An oboist acquaintance of Da’s in the Columbia Math Department had long pestered Da to let us sing for the campus Lutherans. And for just as long, our parents had turned the man down. Mama took us to neighborhood churches, where our voices joined hers in the general roof raising. But beyond that, they’d kept us safe from the compromised world of public performance. “My boys are singers,” she said, “not trained seals.” This always made Jonah bark and clap the backs of his paws.
Now our parents thought the Lutherans might prepare Jonah for his bigger step that fall. Church recitals could inoculate us against the more virulent outside. Our first forays down into Morningside Heights for choir rehearsal felt like overland expeditions. Da, Jonah, and I headed down on Thursday nights on the Seventh Avenue local, coming back up in a cab, my brother and I fighting to ride in the front with the cabbie and practice our fake Italian. At the first rehearsals, everyone stared. But Jonah was a sensation. The choir director held up practice, manufacturing excuses just to listen to my brother sing a passage alone.
The choir contained several talented amateurs, cultivated academics who lived for the twice-a-week chance to immerse themselves in lost chords. A few powerful voices and even a couple of pros, there as a public service, also kicked back into the kitty. For two weeks, we sang innocuous anthems in the northern Protestant tradition. But even that young, Jonah and I scorned the cheesy, predictable modulations. Back in Hamilton Heights, we’d torture the lyrics—“My redeemer Lumpy; yes, my Jesus Lumpy.” But on Sundays, we were stalwart, singing even the most banal melody as if salvation demanded it.
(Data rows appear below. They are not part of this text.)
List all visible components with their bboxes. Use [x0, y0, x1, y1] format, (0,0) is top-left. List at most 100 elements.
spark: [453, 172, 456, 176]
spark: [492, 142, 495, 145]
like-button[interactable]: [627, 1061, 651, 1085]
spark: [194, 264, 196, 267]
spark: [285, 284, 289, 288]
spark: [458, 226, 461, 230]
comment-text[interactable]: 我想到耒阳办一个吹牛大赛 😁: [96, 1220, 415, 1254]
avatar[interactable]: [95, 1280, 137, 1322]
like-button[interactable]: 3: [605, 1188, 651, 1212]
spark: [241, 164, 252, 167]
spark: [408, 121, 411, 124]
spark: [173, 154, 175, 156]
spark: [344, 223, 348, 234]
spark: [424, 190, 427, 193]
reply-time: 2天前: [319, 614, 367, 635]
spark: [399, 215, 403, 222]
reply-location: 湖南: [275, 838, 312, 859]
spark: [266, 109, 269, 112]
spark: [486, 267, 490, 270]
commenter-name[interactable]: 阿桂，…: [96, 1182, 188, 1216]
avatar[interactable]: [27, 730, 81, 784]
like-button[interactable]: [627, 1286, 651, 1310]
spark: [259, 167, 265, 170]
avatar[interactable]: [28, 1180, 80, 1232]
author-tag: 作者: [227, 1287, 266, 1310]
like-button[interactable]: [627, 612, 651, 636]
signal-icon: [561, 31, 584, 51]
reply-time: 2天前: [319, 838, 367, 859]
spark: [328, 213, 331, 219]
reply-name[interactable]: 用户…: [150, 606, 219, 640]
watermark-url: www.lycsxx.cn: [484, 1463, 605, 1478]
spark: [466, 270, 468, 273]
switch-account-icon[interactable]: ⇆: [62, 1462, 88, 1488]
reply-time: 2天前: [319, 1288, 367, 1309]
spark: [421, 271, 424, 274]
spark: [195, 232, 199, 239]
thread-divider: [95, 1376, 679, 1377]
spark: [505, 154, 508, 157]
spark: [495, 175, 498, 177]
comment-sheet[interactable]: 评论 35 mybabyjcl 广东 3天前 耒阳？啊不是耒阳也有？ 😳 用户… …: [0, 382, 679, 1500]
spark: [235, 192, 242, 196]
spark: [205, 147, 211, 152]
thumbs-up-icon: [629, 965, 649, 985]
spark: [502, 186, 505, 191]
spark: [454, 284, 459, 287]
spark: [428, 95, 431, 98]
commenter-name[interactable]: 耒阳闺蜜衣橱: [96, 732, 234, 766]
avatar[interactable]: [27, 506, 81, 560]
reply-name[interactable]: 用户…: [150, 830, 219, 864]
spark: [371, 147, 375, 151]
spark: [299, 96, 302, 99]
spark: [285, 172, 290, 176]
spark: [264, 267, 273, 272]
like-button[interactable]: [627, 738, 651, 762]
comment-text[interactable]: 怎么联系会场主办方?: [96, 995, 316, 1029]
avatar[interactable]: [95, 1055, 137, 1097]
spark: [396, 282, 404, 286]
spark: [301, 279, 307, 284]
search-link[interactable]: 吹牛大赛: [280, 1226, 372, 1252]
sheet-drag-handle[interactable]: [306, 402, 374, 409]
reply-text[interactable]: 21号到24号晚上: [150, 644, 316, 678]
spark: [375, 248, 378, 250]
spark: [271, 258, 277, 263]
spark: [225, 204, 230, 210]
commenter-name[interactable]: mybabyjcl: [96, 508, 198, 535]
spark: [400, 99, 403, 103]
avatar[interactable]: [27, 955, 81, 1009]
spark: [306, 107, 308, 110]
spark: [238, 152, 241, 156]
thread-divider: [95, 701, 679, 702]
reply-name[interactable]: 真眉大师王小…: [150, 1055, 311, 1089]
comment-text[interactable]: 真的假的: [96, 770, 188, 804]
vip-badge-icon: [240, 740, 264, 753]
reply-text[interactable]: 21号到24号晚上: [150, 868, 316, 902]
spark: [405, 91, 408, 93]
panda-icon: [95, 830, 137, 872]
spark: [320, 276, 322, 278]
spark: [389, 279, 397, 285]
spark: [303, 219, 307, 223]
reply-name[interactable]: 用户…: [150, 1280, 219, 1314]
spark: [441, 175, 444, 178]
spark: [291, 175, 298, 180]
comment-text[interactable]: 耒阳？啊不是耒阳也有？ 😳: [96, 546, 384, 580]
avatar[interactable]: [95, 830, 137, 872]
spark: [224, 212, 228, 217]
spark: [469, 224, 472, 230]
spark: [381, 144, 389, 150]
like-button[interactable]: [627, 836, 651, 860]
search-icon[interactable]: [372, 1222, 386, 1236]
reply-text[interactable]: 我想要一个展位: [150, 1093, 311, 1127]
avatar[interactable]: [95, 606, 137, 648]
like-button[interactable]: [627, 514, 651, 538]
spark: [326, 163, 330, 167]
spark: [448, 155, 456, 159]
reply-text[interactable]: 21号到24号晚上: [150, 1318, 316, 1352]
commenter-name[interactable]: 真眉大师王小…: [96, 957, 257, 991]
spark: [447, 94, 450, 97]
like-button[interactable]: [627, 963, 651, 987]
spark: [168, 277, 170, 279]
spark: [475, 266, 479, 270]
One of the group’s real altos, a pro named Lois Helmer, had designs on my brother from the moment his voice cut through that musty choir loft. She treated him like the child she’d sacrificed to pursue her modest concert career. She heard in Jonah’s bell tones a way to grab the prize her career had so far denied her.
Miss Helmer had a set of pipes more piercing than that church’s organ. But she must have been of an age—101, by Jonah’s dead reckoning — when the pipes would soon start rusting. Before her sound leaked out and silence took over, she meant to nail a favorite piece that, to her ears, had never received a decent hearing in this world. In Jonah’s sonar soprano, she found at last the instrument of her delivery.
I couldn’t know it then, but Miss Helmer was a good two decades ahead of her time. Long before the explosion of recording gave birth to Early Music, she and a few other narrow voices in a wide-vibrato sea began insisting that, for music before 1750, precision came before “warmth.” At that time, big was the vogue in everything. Bethlehem, Pennsylvania, still mounted its annual zeppelin-sized, cast-of-thousands performances of the Bach Passions, devotional music in the atomic age, where mass released a lumbering spiritual energy. Miss Helmer, in contrast, felt that, with complex polyphony, God might actually like to hear the pitches. The sparer the line, the greater the lift. For energy was also proportionate to lightness squared.